Blokhuis: verplichte deelname psychiaters aan ANW-diensten in de ggz

Facebooktwitterlinkedinmail

25 november 2019 – Staatssecretaris Paul Blokhuis informeert de Tweede Kamer over de verplichte deelname van psychiaters aan de (avond-, nacht en weekend) ANW-diensten in de ggz.

Op 4 juni 2019 heeft de Tweede Kamer mij in een motie (Kamerstukken II 2018/2019, 25424, nr. 466) gevraagd om in overleg met alle betrokken partijen voor 1 januari 2020 een uitgewerkt wettelijk kader voor te bereiden, waarin de mogelijkheid wordt gecreëerd dat alle psychiaters gaan meedraaien in de avond-, nacht en weekend (ANW-) diensten in de ggz. Hierbij bericht ik u over de voortgang.

Ik heb destijds aangegeven dat ik de invulling van de avond-, nacht- en weekenddiensten van groot belang acht. Tegelijkertijd wil ik goed uitzoeken wat er precies speelt en waar de knelpunten zitten. Bij de ggz-instellingen waar ik kom vraag ik standaard naar de invulling van de ANW-diensten. Het veld is hierin niet eenduidig maar toch klinkt vanuit een deel van het veld wel degelijk de roep om ervoor te zorgen dat de ANW-diensten gemakkelijker kunnen worden ingevuld. Een deel van de aanbieders geeft aan dat het moeilijk is om psychiaters te vinden voor de invulling van de ANW-diensten en dat (te) hoge tarieven worden gevraagd.

Reden dus om hier serieus naar te kijken. Ik doe dit, zoals de motie ook verzoekt, graag samen met de sector.
Tijdens het AO van 24 april 2019 heb ik uw Kamer gemeld dat ik in het kader van de ANW- en de crisisdiensten in overleg ben met de partijen die het hoofdlijnenakkoord ggz hebben getekend. Mede in het licht van de motie heb ik dit overleg voortgezet. Tegelijkertijd ben ik nagegaan wat de wettelijke mogelijkheden zijn om psychiaters te verplichten ANW-diensten te draaien, zoals voorgesteld in de motie. Ik wil daarbij nogmaals benadrukken dat het mijn sterke voorkeur heeft dat de sector zelf met een oplossing komt.

Huidige situatie

Om de aanpak ten behoeve van de ANW-diensten vorm te geven hebben de Nederlandse vereniging voor psychiatrie (NVvP) en GGZ Nederland gezamenlijk besloten hun achterbannen te raadplegen. Zoals gezegd, ben ik ervan overtuigd dat een oplossing voor de ANW-problematiek de meeste kans van slagen heeft als deze vanuit de veldpartijen komt. Een gedragen oplossing uit het veld is krachtiger dan een van bovenaf opgelegde wettelijke verplichting. Ik juich het toe dat de partijen in het veld elkaar hebben gevonden in het vormgeven van gezamenlijke acties die de problematiek in kaart moeten brengen en tot oplossingen moeten leiden. De NVvP en GGZ Nederland hebben daartoe enquêtes bij hun achterban gehouden over het thema. Doel daarbij was om inzicht te krijgen in de wijze waarop in de ggz wordt omgegaan met de beschikbaarheid van psychiaters voor crisis- en ANW-diensten.
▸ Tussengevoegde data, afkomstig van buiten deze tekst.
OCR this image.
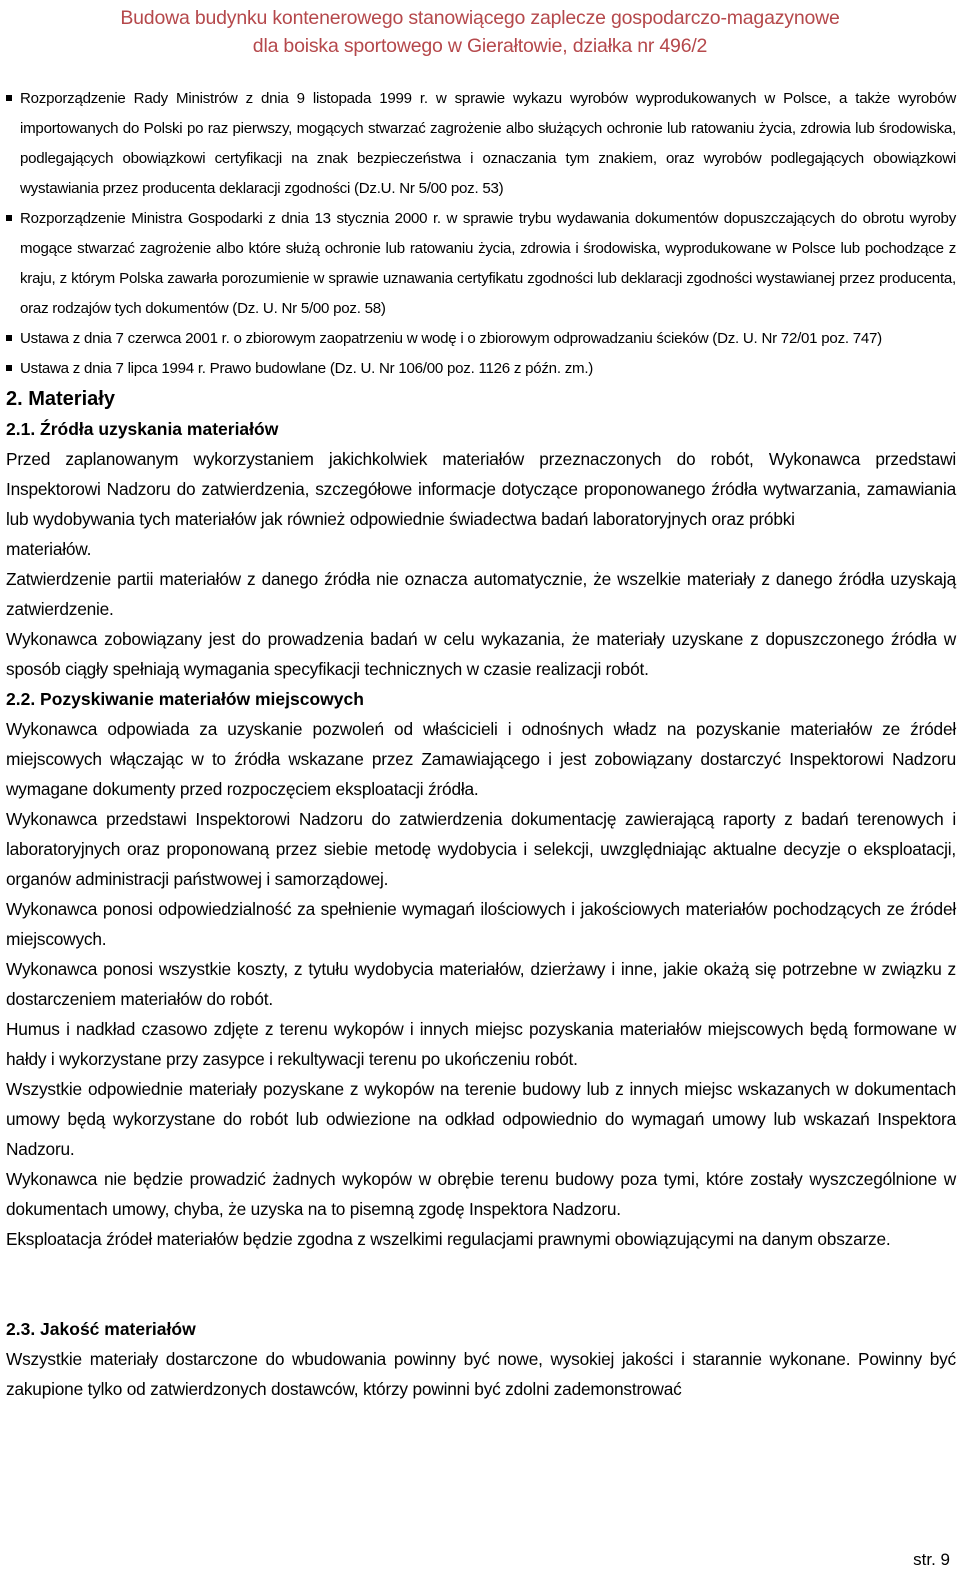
Budowa budynku kontenerowego stanowiącego zaplecze gospodarczo-magazynowe
dla boiska sportowego w Gierałtowie, działka nr 496/2
Rozporządzenie Rady Ministrów z dnia 9 listopada 1999 r. w sprawie wykazu wyrobów wyprodukowanych w Polsce, a także wyrobów importowanych do Polski po raz pierwszy, mogących stwarzać zagrożenie albo służących ochronie lub ratowaniu życia, zdrowia lub środowiska, podlegających obowiązkowi certyfikacji na znak bezpieczeństwa i oznaczania tym znakiem, oraz wyrobów podlegających obowiązkowi wystawiania przez producenta deklaracji zgodności (Dz.U. Nr 5/00 poz. 53)
Rozporządzenie Ministra Gospodarki z dnia 13 stycznia 2000 r. w sprawie trybu wydawania dokumentów dopuszczających do obrotu wyroby mogące stwarzać zagrożenie albo które służą ochronie lub ratowaniu życia, zdrowia i środowiska, wyprodukowane w Polsce lub pochodzące z kraju, z którym Polska zawarła porozumienie w sprawie uznawania certyfikatu zgodności lub deklaracji zgodności wystawianej przez producenta, oraz rodzajów tych dokumentów (Dz. U. Nr 5/00 poz. 58)
Ustawa z dnia 7 czerwca 2001 r. o zbiorowym zaopatrzeniu w wodę i o zbiorowym odprowadzaniu ścieków (Dz. U. Nr 72/01 poz. 747)
Ustawa z dnia 7 lipca 1994 r. Prawo budowlane (Dz. U. Nr 106/00 poz. 1126 z późn. zm.)
2. Materiały
2.1. Źródła uzyskania materiałów

Przed zaplanowanym wykorzystaniem jakichkolwiek materiałów przeznaczonych do robót, Wykonawca przedstawi Inspektorowi Nadzoru do zatwierdzenia, szczegółowe informacje dotyczące proponowanego źródła wytwarzania, zamawiania lub wydobywania tych materiałów jak również odpowiednie świadectwa badań laboratoryjnych oraz próbki

materiałów.

Zatwierdzenie partii materiałów z danego źródła nie oznacza automatycznie, że wszelkie materiały z danego źródła uzyskają zatwierdzenie.

Wykonawca zobowiązany jest do prowadzenia badań w celu wykazania, że materiały uzyskane z dopuszczonego źródła w sposób ciągły spełniają wymagania specyfikacji technicznych w czasie realizacji robót.

2.2. Pozyskiwanie materiałów miejscowych

Wykonawca odpowiada za uzyskanie pozwoleń od właścicieli i odnośnych władz na pozyskanie materiałów ze źródeł miejscowych włączając w to źródła wskazane przez Zamawiającego i jest zobowiązany dostarczyć Inspektorowi Nadzoru wymagane dokumenty przed rozpoczęciem eksploatacji źródła.

Wykonawca przedstawi Inspektorowi Nadzoru do zatwierdzenia dokumentację zawierającą raporty z badań terenowych i laboratoryjnych oraz proponowaną przez siebie metodę wydobycia i selekcji, uwzględniając aktualne decyzje o eksploatacji, organów administracji państwowej i samorządowej.

Wykonawca ponosi odpowiedzialność za spełnienie wymagań ilościowych i jakościowych materiałów pochodzących ze źródeł miejscowych.

Wykonawca ponosi wszystkie koszty, z tytułu wydobycia materiałów, dzierżawy i inne, jakie okażą się potrzebne w związku z dostarczeniem materiałów do robót.

Humus i nadkład czasowo zdjęte z terenu wykopów i innych miejsc pozyskania materiałów miejscowych będą formowane w hałdy i wykorzystane przy zasypce i rekultywacji terenu po ukończeniu robót.

Wszystkie odpowiednie materiały pozyskane z wykopów na terenie budowy lub z innych miejsc wskazanych w dokumentach umowy będą wykorzystane do robót lub odwiezione na odkład odpowiednio do wymagań umowy lub wskazań Inspektora Nadzoru.

Wykonawca nie będzie prowadzić żadnych wykopów w obrębie terenu budowy poza tymi, które zostały wyszczególnione w dokumentach umowy, chyba, że uzyska na to pisemną zgodę Inspektora Nadzoru.

Eksploatacja źródeł materiałów będzie zgodna z wszelkimi regulacjami prawnymi obowiązującymi na danym obszarze.

2.3. Jakość materiałów

Wszystkie materiały dostarczone do wbudowania powinny być nowe, wysokiej jakości i starannie wykonane. Powinny być zakupione tylko od zatwierdzonych dostawców, którzy powinni być zdolni zademonstrować

str. 9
In eerste instantie is naar mijn mening onvoldoende tempo gemaakt om deze problematiek aan te pakken. Maar ik ben wel te spreken over de concrete stappen die de NVvP en GGZ Nederland op dit moment zetten. Ik vind het belangrijk dat zij deze stappen verder kunnen uitbouwen en dat we op basis hiervan de problematiek structureel aanpakken. Hieronder ga ik nader in op de acties waar de NVvP en GGZ Nederland mee aan de slag gaan.

Acties veldpartijen

Naar aanleiding van de resultaten van de enquêtes hebben de NVvP en GGZ Nederland een drietal stappen geformuleerd. Stap 1 betreft het organiseren van regiobijeenkomsten, stap 2 het vergroten van inspraak van psychiaters via bijvoorbeeld medische staven en stap 3 betreft monitoring en bijsturen.

1. Regiobijeenkomsten

De NVvP en GGZ Nederland organiseren dit najaar in vijf regio’s bijeenkomsten. In Friesland zijn goede ervaringen opgedaan rondom het aangaan van het directe gesprek met zoveel mogelijk psychiaters in de regio, inclusief de vrijgevestigden. Deze gesprekken zullen nu breder in het land worden gevoerd, om het met psychiaters te hebben over de invulling van de crisis- en ANW-diensten in hun regio.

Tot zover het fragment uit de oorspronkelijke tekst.